A shopping trip with the Kovels was offered once as a prize by the Publishers Clearing House Sweepstakes.

Roy Lichtenstein hung Ralph and Terry's drapes in the 1950s, before he became a famous artist. Ralph and Terry never bought any of his modern paintings.

They have met, and were interviewed by, many collector-celebrities including: Oprah Winfrey, Martha Stewart Merv Griffin, and Pat Robertson. Ralph was on a first-name-basis with many food celebrities, including Ray Kroc, founder of the McDonald's chain, Colonel Sanders of KFC, and Dave Thomas of Wendy's.

The Kovel newspaper column helped to find a missing inkwell needed for the United States Supreme Court in 1994.

Viktor Schreckengost, who made the famous Jazz bowl, an art deco masterpiece, was a local friend who lived nearby.

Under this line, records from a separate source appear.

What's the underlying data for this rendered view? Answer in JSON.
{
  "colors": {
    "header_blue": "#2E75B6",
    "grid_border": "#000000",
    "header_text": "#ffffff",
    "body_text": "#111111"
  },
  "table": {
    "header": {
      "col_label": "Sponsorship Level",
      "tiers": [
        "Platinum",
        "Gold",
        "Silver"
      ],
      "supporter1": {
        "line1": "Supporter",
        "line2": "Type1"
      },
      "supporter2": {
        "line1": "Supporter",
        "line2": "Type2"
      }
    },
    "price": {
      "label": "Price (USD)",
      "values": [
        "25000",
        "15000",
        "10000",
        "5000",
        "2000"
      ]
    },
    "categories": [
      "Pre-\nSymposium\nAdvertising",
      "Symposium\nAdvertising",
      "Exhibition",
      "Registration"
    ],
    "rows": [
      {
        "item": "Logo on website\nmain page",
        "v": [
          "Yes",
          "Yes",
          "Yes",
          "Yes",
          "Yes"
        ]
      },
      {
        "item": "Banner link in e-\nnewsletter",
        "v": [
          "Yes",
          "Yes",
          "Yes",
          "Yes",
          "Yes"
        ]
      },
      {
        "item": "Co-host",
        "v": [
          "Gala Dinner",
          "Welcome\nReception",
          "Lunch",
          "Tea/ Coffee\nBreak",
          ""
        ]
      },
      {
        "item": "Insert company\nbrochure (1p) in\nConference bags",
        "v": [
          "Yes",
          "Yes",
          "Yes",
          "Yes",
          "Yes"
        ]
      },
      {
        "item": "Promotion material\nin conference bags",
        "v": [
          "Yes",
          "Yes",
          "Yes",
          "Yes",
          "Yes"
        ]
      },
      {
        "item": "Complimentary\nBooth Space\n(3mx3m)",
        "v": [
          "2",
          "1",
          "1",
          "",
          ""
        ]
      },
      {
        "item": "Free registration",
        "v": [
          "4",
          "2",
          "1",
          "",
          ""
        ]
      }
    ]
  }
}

The Kovels collected a variety of items from American art pottery to Holt Howard ceramics to printed textiles to furniture and enamels. One of their more unusual collections, produce stickers like the ones on bananas that say "4011," the Universal Price Code for standard yellow bananas.

==Other==
Ralph and Terry Kovel have been senior members of the American Society of Appraisers and have served as expert witnesses in court cases. They have taught adult education classes at Case Western Reserve University and John Carroll University.